In keeping with certain literary theories about Dodgson, the Reverend is in a sense a pedophile—though not an undiscriminating one, in that Potter’s version of Dodgson is only in love with the eleven-year-old Alice, not with little girls in general.  At no time does Dodgson make an improper advance toward Alice, connoting that he’s aware of the immorality of his desire but is helpless to prevent it. Despite her childishness young Alice becomes aware of the reverend’s feelings, and seems simultaneously flattered and annoyed.  Alice’s mother is also suspicious, particularly of the reverend’s tendency to take photographs of Alice in fancy-dress outfits.

Old Alice’s flashbacks include dreams—some of which are waking—in which she interacts with the famous characters of Wonderland.  Sometimes she appears as a child, sometimes as the old woman she is—but the inhabitants of Wonderland are not the winsome curiosities seen in most adaptations of the novels.  The Mock Turtle, the Mad Hatter, the March Hare, and the Caterpillar are depicted in line with the original novels: as capricious, indifferent, and often nasty personages that bely the “wondrous” aspect of Wonderland—and perhaps connote the darkness in their creator’s soul as well.  Jim Henson’s team, best known for the cherubic Muppets, proves no less skilled in portraying Carroll’s grotesqueries.

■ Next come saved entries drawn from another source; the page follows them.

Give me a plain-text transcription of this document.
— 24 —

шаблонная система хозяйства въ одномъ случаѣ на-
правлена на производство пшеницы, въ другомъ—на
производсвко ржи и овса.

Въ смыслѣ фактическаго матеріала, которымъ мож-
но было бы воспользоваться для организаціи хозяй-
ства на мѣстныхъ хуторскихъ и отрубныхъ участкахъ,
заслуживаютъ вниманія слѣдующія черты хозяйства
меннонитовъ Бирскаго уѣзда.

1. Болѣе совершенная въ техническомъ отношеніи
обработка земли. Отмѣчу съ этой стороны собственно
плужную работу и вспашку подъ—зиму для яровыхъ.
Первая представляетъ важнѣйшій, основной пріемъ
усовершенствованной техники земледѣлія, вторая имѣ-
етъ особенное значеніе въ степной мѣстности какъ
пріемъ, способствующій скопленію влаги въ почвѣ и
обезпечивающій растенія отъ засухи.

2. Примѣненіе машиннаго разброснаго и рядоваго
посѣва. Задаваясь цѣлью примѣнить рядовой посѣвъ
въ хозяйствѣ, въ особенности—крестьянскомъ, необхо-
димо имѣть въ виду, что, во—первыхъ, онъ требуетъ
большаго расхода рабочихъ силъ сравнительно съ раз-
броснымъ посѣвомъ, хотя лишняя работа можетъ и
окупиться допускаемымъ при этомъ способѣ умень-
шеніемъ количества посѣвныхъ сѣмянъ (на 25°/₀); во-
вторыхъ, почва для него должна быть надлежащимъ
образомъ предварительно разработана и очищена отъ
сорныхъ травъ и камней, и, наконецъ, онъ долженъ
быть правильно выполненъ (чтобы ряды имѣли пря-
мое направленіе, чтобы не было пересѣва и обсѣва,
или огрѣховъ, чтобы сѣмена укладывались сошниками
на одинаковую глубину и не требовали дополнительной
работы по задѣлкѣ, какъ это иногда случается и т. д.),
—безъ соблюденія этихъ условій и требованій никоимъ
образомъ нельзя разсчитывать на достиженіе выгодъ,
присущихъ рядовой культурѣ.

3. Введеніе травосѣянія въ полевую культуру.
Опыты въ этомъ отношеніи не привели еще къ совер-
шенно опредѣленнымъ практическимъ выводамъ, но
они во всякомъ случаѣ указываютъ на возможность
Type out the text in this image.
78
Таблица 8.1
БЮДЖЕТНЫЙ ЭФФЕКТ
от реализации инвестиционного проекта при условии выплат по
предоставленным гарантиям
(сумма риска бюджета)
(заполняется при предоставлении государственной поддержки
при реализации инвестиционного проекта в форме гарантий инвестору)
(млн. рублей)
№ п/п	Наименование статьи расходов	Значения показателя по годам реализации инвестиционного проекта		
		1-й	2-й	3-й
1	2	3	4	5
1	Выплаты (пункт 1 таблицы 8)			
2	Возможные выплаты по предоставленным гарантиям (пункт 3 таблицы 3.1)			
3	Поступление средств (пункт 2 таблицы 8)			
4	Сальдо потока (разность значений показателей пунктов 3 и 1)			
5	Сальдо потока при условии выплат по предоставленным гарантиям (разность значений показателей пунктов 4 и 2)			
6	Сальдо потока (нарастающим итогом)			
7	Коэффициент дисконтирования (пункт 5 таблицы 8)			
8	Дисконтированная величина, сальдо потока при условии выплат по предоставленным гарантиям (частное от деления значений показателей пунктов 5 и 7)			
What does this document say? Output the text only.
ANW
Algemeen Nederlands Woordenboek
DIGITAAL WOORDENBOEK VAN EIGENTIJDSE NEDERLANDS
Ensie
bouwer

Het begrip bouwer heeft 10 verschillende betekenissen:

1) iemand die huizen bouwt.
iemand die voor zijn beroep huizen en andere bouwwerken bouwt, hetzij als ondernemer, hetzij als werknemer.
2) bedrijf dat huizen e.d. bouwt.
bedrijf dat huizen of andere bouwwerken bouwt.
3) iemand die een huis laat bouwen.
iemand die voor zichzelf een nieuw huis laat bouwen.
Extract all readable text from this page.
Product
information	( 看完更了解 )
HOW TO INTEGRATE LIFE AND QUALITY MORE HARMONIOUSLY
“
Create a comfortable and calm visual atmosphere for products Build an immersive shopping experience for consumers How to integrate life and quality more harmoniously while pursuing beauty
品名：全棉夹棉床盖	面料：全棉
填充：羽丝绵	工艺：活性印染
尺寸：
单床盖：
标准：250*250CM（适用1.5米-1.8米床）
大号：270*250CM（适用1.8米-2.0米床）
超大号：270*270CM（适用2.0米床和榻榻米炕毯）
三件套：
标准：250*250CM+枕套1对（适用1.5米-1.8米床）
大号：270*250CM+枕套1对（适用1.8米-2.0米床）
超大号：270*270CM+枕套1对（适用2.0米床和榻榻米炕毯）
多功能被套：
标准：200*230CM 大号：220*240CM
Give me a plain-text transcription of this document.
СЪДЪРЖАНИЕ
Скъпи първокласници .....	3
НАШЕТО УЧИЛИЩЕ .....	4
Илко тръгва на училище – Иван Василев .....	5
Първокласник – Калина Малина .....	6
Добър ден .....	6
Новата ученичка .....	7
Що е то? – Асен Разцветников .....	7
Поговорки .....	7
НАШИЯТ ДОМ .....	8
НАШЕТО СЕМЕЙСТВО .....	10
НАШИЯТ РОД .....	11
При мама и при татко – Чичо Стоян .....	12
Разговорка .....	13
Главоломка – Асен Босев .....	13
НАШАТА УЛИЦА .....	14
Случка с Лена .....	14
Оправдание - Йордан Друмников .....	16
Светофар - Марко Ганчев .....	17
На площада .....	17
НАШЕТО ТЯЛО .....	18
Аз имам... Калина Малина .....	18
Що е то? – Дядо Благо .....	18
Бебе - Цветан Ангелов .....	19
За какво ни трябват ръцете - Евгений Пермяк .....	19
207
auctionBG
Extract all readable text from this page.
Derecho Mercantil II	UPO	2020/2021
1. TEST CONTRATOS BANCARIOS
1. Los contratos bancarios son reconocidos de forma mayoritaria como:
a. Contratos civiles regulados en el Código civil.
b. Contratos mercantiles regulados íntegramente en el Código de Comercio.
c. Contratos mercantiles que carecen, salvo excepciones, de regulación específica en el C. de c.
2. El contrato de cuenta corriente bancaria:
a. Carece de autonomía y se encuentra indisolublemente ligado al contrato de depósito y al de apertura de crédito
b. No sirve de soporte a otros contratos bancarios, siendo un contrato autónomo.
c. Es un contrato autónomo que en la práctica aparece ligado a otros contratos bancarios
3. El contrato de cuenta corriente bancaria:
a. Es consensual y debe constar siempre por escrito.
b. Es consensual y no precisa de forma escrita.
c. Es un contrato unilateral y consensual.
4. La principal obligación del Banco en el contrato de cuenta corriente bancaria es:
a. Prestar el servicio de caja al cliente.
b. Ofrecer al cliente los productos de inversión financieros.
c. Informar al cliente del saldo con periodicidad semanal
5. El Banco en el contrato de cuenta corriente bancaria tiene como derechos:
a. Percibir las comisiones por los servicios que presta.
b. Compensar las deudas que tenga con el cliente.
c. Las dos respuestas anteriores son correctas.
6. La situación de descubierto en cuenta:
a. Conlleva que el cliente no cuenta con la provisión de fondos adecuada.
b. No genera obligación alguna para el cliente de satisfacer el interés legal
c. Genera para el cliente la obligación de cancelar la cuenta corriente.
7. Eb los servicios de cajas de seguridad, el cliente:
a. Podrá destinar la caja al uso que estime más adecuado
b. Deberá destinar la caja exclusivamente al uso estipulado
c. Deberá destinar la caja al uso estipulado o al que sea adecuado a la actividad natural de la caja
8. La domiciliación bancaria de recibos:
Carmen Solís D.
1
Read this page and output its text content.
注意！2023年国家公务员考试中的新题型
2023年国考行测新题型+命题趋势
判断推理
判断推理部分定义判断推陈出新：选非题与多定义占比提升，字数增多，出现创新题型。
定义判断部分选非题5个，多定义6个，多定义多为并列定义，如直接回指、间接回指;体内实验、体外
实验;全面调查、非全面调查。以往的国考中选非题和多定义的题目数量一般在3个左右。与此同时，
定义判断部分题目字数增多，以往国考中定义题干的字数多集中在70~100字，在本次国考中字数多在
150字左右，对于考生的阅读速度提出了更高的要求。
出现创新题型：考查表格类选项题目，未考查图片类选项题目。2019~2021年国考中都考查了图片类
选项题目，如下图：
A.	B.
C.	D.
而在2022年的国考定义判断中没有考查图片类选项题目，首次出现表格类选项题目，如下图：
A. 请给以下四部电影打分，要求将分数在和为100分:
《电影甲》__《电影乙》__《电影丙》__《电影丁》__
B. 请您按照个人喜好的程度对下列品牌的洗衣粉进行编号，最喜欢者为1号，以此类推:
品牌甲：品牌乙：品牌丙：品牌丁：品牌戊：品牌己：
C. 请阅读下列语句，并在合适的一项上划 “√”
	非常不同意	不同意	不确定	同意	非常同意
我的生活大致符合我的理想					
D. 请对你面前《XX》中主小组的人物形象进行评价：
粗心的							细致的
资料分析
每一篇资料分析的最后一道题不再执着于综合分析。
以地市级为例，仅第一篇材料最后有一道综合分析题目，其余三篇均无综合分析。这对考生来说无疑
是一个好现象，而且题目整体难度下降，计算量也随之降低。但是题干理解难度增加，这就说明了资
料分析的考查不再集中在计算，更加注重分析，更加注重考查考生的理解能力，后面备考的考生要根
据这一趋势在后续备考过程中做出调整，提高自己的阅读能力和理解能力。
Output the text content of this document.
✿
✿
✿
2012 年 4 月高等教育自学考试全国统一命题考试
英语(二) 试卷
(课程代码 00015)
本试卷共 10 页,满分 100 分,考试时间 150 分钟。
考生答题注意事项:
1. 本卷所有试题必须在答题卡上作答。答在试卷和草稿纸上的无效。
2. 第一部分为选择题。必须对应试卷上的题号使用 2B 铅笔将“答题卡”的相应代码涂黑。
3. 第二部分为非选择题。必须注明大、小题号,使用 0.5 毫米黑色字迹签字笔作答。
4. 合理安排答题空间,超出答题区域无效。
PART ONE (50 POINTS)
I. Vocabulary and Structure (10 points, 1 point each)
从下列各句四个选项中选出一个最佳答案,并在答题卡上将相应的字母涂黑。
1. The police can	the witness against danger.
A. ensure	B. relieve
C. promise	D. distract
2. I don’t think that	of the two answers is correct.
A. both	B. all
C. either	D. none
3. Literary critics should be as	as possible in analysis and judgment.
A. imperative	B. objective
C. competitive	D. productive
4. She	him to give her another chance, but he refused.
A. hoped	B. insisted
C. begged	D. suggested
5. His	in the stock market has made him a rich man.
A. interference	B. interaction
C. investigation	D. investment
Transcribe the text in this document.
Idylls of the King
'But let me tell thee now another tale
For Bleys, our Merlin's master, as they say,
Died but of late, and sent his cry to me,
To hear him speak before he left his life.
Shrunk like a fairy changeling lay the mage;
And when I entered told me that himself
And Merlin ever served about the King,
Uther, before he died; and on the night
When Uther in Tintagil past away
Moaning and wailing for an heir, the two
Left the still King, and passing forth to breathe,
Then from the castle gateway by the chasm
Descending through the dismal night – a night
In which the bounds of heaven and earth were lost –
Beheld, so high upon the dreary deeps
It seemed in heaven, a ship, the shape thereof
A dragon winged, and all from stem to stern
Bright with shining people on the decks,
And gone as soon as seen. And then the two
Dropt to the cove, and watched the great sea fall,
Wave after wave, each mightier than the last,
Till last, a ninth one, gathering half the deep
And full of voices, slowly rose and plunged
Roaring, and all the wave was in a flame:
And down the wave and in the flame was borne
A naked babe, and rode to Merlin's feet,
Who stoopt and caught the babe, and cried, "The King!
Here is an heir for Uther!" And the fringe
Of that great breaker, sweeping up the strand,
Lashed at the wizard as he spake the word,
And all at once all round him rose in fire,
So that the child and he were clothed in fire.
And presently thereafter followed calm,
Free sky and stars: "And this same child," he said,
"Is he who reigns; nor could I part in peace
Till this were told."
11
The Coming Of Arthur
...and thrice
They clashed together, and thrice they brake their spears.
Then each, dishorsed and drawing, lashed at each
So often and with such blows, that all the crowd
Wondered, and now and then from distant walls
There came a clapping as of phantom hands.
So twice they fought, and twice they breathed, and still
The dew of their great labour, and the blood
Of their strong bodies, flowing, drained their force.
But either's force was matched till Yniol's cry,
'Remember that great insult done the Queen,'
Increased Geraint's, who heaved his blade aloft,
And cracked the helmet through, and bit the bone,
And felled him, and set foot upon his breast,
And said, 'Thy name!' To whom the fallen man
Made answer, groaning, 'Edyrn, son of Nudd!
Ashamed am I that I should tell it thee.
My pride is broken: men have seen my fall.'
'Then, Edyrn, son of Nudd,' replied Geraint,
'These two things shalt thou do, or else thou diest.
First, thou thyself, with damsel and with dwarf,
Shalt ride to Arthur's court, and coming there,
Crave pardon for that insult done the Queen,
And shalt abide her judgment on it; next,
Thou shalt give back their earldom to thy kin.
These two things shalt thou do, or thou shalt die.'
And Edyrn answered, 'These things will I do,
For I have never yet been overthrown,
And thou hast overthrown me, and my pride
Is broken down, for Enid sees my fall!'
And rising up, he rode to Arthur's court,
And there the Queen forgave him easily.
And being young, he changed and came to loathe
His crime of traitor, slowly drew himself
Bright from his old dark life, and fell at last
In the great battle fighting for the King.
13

The romance of Lucy and the reporter provides a running commentary on the fading of the elegant Victorian world—particularly when Lucy believes, somewhat correctly, that the reporter has made her acquaintance simply to exploit Alice’s celebrity.  But the core of DREAMCHILD is Alice making her peace with the truth of her nearly forgotten relationship with Dodgson.  Though the WONDERLAND books themselves qualify for the Fryean mythos of “the irony,” in that they present a world where sense and nonsense are inextricably commingled, Potter’s work flirts with the black humor of the irony but essentially partakes of the mythos of drama, in that though Dodgson and his desires are long dead, Alice at last acknowledges the human nature of the man whose forbidden love birthed a masterpiece.

Bob Rafelson made HEAD during the twilight years of the MONKEES teleseries, a light comedy in which the titular singing-group had variously farcicial adventures.  Some episodes of the series used outright marvelous elements like vampires or aliens, but most of the time THE MONKEES used the “naturalistic” version of the “fallacious figments” trope, in which characters would violate time and space for nothing more than the space of a quick, vaudeville-like joke.

The title HEAD connotes that the film is essentially a “head trip,” the term used by the youth-oriented drug culture for a drug-induced phantasia.  HEAD extends the “fallacious figments” trope used on the teleseries into uncanny territory by positing that the whole film seems to be a “head trip,” one taking place more or less within the heads of all four Monkees—Mickey, Mike, Peter and Davy.  Rather than being musicians having funny adventures as in the series, in the movie they’re apparently playing “themselves.” They  seem to be actors continually being put through their paces as they act various parts in genre movies—westerns, spy films, etc.  But every time they leave one set they end up in another, and another, and another, while being stalked by assorted malicious entities, such as a rampaging giant played by Victor Mature.




Despite the film's somewhat Marxist complaints about the Monkess being a "manufactured image," that knowledge does not allow the discontented actors to break free from the genres that constrain them—which constraint is essentially the condition of the Freyan irony.  Not even a few racy moments—including a wry allusion to fellatio—can break the Monkees out of their cage, and metaphysical advice from a swami who looks like the Maharishi Mahesh Yogi leads them nowhere.  The Monkees thus end the film the same way they began it.  Given that in real life the performers were never able to find lasting fame beyond the associations of the Monkees’ reputation, HEAD seems sadly accurate in predicting the destinies of the foursome.